Merci, çà fait du bien de lire cela.

Mauvais Karma

Tiens une autre approche chiffrée intéressante serait de mettre en parallèle le nombre d'heures de créations de jeu avec le "salaire".

Genre celui qui aura mis 250H de développement et qui vend 3 000 boites et celui qui développe une idée en 40H mais en vend 10 000.

Tom Vuarchex
Tom Vuarchex

Il ne me semble pas avoir été très précis sur mes DA car j'évite de le faire ( si nous étions aux USA je l'aurai peut-être fait mais ce n'est pas le cas donc ... ). Je donne parfois une fourchette mais je me borne en général à dire que j'en vis bien et que l'accord passé avec mon éditeur me convient parfaitement.
D'autre part, je suis co-auteur de JS, je ne touche donc que 50% des DA totaux.

Enfin, un contrat ne se rénégocie pas à-priori, même si le jeu est un best-seller.
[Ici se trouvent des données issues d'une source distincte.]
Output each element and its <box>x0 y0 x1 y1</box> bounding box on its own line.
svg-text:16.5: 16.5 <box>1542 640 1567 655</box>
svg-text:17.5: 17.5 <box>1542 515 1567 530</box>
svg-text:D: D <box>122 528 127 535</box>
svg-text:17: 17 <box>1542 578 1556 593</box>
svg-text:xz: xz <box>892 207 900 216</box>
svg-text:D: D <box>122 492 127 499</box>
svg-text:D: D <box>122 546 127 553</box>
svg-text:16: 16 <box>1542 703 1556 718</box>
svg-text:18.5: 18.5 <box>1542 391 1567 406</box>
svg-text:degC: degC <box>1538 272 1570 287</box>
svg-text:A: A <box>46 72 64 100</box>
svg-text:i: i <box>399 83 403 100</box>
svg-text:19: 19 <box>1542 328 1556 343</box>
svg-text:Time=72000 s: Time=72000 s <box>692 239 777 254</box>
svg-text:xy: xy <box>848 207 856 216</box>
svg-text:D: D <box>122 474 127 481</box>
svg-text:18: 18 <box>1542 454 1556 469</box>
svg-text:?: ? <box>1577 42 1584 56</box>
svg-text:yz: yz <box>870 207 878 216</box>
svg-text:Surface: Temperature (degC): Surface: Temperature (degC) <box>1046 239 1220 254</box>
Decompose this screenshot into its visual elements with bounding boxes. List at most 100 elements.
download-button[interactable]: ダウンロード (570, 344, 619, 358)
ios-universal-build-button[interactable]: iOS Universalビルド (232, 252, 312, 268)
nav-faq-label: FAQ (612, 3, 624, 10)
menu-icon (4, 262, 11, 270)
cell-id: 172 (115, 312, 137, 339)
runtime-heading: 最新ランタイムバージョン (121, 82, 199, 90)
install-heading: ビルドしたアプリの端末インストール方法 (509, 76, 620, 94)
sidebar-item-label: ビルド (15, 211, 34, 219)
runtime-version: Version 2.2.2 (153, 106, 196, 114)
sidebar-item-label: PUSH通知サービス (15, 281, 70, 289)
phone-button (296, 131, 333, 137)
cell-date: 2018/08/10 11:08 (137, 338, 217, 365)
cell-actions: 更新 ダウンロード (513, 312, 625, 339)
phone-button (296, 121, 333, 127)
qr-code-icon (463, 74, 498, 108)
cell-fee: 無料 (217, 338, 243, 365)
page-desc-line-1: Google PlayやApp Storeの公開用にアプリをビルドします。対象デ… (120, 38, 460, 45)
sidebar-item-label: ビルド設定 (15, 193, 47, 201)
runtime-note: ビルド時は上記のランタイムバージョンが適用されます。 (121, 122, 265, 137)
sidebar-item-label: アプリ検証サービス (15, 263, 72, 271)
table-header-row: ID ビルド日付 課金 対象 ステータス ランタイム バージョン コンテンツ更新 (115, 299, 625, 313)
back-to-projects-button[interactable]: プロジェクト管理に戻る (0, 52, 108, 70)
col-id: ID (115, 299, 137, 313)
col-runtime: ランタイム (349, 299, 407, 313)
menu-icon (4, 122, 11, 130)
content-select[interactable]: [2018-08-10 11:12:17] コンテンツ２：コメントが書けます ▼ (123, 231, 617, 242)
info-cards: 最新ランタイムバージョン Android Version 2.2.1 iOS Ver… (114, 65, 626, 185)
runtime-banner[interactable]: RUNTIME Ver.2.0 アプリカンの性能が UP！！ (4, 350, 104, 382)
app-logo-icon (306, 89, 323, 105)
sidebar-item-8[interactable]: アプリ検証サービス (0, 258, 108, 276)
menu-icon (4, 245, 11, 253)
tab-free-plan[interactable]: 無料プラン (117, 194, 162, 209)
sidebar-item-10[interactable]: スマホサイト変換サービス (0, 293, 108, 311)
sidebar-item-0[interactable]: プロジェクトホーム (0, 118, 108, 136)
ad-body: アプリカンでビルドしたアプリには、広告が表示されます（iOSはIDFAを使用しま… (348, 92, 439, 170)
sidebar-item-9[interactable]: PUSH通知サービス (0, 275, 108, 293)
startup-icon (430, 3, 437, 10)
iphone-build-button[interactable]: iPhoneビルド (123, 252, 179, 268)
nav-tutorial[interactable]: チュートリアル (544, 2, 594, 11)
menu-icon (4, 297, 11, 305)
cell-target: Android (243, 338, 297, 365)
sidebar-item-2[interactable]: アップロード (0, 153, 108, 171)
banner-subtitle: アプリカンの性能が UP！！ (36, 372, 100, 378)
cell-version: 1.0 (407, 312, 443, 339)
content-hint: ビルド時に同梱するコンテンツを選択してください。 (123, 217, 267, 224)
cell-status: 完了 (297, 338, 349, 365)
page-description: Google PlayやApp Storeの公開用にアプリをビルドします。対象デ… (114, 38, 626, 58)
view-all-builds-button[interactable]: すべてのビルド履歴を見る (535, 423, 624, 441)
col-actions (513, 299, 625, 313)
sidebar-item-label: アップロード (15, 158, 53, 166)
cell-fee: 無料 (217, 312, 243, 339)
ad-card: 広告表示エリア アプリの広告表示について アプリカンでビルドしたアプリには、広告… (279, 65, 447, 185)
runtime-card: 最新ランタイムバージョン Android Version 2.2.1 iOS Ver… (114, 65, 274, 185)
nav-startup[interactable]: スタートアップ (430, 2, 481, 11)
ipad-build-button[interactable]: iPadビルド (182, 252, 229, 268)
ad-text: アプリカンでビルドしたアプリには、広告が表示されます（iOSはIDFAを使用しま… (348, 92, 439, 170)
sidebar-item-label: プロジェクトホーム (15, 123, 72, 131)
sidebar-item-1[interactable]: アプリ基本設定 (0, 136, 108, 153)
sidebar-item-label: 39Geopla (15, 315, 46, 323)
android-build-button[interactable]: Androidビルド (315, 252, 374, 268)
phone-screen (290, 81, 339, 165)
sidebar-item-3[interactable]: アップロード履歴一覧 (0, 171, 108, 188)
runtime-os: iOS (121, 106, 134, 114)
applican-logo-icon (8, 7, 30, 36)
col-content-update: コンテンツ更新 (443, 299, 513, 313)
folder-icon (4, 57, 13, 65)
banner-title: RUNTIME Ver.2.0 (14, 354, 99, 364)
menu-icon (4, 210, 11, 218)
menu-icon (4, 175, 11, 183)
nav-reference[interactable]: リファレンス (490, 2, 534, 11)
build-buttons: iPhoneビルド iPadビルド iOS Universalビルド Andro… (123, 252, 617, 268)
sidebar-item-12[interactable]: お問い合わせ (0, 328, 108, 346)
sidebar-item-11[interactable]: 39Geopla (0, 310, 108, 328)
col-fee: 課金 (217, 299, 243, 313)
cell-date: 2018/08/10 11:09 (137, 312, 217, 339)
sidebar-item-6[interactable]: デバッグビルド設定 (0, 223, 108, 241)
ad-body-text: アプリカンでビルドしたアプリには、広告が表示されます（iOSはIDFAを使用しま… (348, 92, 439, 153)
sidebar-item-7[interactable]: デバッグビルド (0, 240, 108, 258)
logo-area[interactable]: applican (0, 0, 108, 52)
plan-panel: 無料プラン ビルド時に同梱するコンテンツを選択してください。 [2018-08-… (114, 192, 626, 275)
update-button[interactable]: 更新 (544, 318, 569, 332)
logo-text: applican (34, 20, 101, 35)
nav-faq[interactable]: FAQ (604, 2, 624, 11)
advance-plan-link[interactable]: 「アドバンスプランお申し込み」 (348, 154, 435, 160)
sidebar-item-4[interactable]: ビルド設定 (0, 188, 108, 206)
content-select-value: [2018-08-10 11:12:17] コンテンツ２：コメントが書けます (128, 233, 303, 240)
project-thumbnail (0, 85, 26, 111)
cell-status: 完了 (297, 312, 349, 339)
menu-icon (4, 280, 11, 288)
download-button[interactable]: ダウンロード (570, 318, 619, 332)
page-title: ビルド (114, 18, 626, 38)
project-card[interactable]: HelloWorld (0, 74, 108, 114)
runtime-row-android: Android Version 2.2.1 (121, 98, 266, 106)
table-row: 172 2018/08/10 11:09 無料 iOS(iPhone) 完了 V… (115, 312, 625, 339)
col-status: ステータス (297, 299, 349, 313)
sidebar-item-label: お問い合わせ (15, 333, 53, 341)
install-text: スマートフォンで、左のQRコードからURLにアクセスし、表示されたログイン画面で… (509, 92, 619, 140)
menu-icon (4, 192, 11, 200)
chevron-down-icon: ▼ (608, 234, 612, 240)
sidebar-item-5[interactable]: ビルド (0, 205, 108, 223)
Mes droits sont conformes à ce qui avait été signé au départ avec Asmodee en ... 2000, c'est à dire avant le succès phénoménal du jeu.
D'autant que je n'ai pas négocié de droits progressifs sur les ventes du jeu ( c'était une possibilité qui m'avait échappé à l'époque ).

Malgré tout, ayant auto-édité le jeu en France avant de le céder à Weekend Games puis à Asmodee, j'étais en position de voir la valeur possible du jeu ce qui m'a permis d'obtenir un % plus intéressant que ce qu'annonce l'article.

Le calcul effectué me semble être d'ailleurs un brin pessimiste ou, en tous cas, il me semble qu'un auteur ne devrait pas signer un contrat qui annonce moins que ça. C'est l'estimation basse en somme.